Culture

Amours sorcières

© D.R

«Je me souviens de Fattouma, une femme de Tafilalet à la peau presque noire, elle pleurait parce qu’en voulant empêcher son mari d’aller avec d’autres femmes, elle s’était trompée de poudre et l’avait rendu impuissant. Une autre a rendu fou le sien et n’arrivait plus à retrouver le charlatan qui lui avait donné des herbes à faire avaler à son homme. J’ai remarqué que celles qui ne disent rien sont celles qui trompent leur mari et multiplient les amants. Celles qui n’osent pas franchir le pas de la trahison pleurent, se plaignent et finissent par être pathétiques. » Ces dix-huit nouvelles, en grande partie inédites, sont organisées autour des trois mêmes thèmes (qui n’en forment qu’un) : l’amour, l’amitié et la trahison. Sur des tons divers, usant d’un registre assez large, Tahar nous propose ici ce qu’il sait le mieux faire : raconter des histoires. Histoires de femmes, d’hommes comblés ou blessés, d’amour fou et – souvent – naufragé, qui se situent dans le Maroc d’aujourd’hui, un Maroc tiraillé entre la tradition et la modernité, où le recours au sorcier marabout, au voyant ou charlatan est de plus en plus fréquent. Les femmes ne sont d’ailleurs pas les seules, loin s’en faut, à recourir à ces formes de magie ou de superstition.

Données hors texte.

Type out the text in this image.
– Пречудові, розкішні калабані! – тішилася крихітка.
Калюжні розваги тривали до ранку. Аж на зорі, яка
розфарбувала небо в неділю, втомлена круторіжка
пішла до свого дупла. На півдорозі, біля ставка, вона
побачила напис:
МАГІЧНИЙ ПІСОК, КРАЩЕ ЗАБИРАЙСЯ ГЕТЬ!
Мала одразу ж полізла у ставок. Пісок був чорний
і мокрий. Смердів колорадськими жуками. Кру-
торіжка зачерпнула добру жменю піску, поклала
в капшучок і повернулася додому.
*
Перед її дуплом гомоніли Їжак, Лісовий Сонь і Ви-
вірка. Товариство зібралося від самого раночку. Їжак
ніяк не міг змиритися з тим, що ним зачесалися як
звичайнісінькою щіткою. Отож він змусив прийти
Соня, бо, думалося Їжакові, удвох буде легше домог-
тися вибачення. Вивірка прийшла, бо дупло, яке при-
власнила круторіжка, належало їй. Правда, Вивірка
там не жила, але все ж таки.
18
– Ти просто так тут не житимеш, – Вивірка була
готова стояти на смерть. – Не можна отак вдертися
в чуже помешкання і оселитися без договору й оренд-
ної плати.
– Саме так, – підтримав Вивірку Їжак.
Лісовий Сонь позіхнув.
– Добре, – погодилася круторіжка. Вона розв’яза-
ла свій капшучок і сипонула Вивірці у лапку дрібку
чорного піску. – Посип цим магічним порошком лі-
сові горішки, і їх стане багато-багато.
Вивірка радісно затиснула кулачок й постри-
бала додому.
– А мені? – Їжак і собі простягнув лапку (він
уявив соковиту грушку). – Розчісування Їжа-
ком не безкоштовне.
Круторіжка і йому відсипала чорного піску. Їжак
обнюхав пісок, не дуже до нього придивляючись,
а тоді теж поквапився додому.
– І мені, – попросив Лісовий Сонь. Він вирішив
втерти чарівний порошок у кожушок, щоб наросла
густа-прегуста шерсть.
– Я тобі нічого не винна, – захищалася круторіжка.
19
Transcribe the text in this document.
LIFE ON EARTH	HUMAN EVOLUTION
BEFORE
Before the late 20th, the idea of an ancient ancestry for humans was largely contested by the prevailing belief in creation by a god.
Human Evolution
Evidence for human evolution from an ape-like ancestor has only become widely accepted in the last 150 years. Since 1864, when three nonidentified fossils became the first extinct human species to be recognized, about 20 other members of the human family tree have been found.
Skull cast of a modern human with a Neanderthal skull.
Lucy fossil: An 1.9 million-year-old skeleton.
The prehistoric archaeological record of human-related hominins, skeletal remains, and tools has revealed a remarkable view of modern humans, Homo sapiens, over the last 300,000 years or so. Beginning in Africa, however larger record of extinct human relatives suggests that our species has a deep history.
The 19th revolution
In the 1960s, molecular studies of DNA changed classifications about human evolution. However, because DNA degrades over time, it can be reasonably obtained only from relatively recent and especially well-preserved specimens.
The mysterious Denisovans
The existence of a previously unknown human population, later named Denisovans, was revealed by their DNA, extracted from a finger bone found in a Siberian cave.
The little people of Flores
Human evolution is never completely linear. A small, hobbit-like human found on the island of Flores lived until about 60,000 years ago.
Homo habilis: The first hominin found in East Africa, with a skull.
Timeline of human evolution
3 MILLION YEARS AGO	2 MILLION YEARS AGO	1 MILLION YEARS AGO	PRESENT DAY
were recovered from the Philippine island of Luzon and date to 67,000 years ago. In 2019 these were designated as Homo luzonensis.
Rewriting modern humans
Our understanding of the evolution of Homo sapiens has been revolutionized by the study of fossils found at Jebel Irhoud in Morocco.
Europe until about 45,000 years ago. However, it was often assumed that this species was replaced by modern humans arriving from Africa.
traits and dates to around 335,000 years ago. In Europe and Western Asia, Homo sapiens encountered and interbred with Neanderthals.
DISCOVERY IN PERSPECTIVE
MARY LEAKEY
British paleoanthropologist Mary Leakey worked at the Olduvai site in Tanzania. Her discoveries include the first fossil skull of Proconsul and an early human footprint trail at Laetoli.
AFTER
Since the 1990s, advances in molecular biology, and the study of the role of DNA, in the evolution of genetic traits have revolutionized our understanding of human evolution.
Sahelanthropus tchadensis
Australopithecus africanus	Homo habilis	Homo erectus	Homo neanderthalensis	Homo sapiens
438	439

Les hommes y cèdent eux aussi, y compris ceux qui appartiennent à l’élite occidentalisée.
Ce parfum magique, avec filtres et malédiction, enveloppe tout le livre, et lui donne une saveur particulière. Ainsi, Amours sorcierès, raconte comment une femme tente de retenir un homme dans son amour et comment celui-ci, malgré tout, s’en détache. Ou encore, homme sous influence, qui campe un grand scientifique, victime de plusieurs déconvenues et contrariétés, qui apprend qu’il a été proprement ensorcelé. Hammam, la plus longue nouvelle du recueil, raconte l’histoire d’un grand pianiste marocain de réputation internationale jalousé et escroqué par des gens qu’il considérait comme des amis. Enfin, la quatrième et dernière partie réunit non point des « nouvelles » à proprement parler mais deux magnifiques récits authentiques. L’un, Le Prophète qui réveilla l’ange retrace la dernière rencontre amoureuse de Jean Genet avec un jeune marocain, histoire dure et belle dont Tahar – ami personnel de Genet – fut le témoin direct. L’autre, Naïma et Habiba est le récit d’une amitié bouleversante entre une femme malade et handicapée et sa femme de compagnie, borgne et analphabète. On retrouve ici, sous une forme séduisante, la quintessence de l’univers romanesque de Tahar Ben Jelloun.